By Pita Ligaiula
SUVA — A new progress report tracking the Pacific Islands Forum’s 2050 Strategy says regional agencies have strengthened coordination since leaders endorsed an Implementation Plan in 2023, but turning broad commitments into measurable outcomes remains challenging as capacity and funding shortfalls slow delivery.
The 2025 Progress Report on Regional Collective Actions (RCAs), compiled by the Council of Regional Organisations of the Pacific (CROP) agencies, covers work from the 2023 endorsement through to mid-2025 and was used to update leaders at the 53rd Pacific Islands Forum Leaders Meeting in Honiara. It presents the most comprehensive snapshot to date of how regional priorities are being translated into action across areas such as climate change, economic development, ocean management, security and social wellbeing.
The report notes clear improvements in cooperation: CROP agencies have stepped up technical support, policy advice and programme delivery, and regional cooperation frameworks are stronger than before. But it cautions that improved coordination has not yet led to uniformly faster outcomes on the ground. “Delivering on the wide-ranging goals of the 2050 Strategy remains complex,” the report states, highlighting uneven progress across sectors and countries.
Key barriers identified include capacity constraints within national administrations and regional bodies, and persistent funding gaps that limit implementation of collective actions. The RCAs, the report explains, are intended to complement national development plans and global commitments — such as climate and sustainable development goals — yet aligning national priorities with regional commitments is still “a key task for Forum members.”
The 2025 document places particular emphasis on strengthening monitoring and reporting systems.

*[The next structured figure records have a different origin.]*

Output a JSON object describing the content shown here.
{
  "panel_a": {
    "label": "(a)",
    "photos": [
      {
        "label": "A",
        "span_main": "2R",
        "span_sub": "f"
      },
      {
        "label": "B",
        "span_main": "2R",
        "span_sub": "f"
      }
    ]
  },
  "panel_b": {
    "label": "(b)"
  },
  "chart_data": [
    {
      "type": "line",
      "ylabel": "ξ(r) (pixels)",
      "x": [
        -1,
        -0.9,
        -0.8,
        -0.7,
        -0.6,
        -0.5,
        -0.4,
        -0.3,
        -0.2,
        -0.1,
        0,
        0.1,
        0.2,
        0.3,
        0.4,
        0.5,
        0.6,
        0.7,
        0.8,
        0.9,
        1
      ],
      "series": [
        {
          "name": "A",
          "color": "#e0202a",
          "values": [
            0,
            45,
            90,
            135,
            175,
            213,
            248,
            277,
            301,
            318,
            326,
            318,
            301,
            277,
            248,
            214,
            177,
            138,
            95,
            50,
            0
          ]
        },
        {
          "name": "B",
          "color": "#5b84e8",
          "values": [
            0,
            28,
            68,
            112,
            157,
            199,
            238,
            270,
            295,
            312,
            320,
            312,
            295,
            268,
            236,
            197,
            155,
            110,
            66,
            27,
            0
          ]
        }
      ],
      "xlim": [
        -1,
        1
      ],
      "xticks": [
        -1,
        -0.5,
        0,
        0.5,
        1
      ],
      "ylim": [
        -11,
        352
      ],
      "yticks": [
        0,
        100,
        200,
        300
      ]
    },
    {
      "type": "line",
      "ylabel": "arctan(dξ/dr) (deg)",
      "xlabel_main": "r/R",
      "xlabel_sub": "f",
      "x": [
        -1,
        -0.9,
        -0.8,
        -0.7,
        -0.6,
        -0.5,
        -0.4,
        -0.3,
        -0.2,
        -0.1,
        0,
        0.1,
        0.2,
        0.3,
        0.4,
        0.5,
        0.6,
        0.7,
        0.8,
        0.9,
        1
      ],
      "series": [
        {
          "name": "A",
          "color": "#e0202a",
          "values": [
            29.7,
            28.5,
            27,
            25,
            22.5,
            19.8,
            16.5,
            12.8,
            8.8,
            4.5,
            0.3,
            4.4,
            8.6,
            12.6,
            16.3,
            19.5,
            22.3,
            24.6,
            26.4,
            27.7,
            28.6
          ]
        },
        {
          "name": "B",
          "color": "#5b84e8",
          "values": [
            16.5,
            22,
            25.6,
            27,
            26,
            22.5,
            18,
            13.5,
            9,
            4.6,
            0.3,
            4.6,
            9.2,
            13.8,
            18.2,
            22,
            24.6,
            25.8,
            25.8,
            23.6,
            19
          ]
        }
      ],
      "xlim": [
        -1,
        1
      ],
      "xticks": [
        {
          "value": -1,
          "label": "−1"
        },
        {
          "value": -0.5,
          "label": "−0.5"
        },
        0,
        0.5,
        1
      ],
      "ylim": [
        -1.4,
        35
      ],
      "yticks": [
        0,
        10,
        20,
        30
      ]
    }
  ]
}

It says better tracking is being put in place to show where resources and technical support are delivering results and where additional focus is needed. The report also underscores the central role of partnerships — including with development partners — as essential to scale up implementation and fill capability and financing shortfalls.
Framed by the 2050 Strategy’s long-term vision — “a resilient Pacific region of peace, harmony, security, social inclusion, and prosperity, that ensures all Pacific peoples can lead free, healthy, and productive lives” — the report concludes that political commitment across the region is strong but that sustained effort and resources will be required to maintain momentum. It warns that without continued investment in capacity and financing, many RCAs risk remaining aspirational rather than delivering tangible benefits to communities.
The publication of the 2025 Progress Report comes as leaders continue public and private discussions on pressing regional challenges — from climate-driven losses and economic shocks to the governance of ocean resources such as seabed minerals. By offering a consolidated account of where collective action has advanced and where it has lagged, the report is intended to help leaders target follow-up decisions, bilateral and multilateral support, and regional programming to close gaps before mid-decade checkpoints.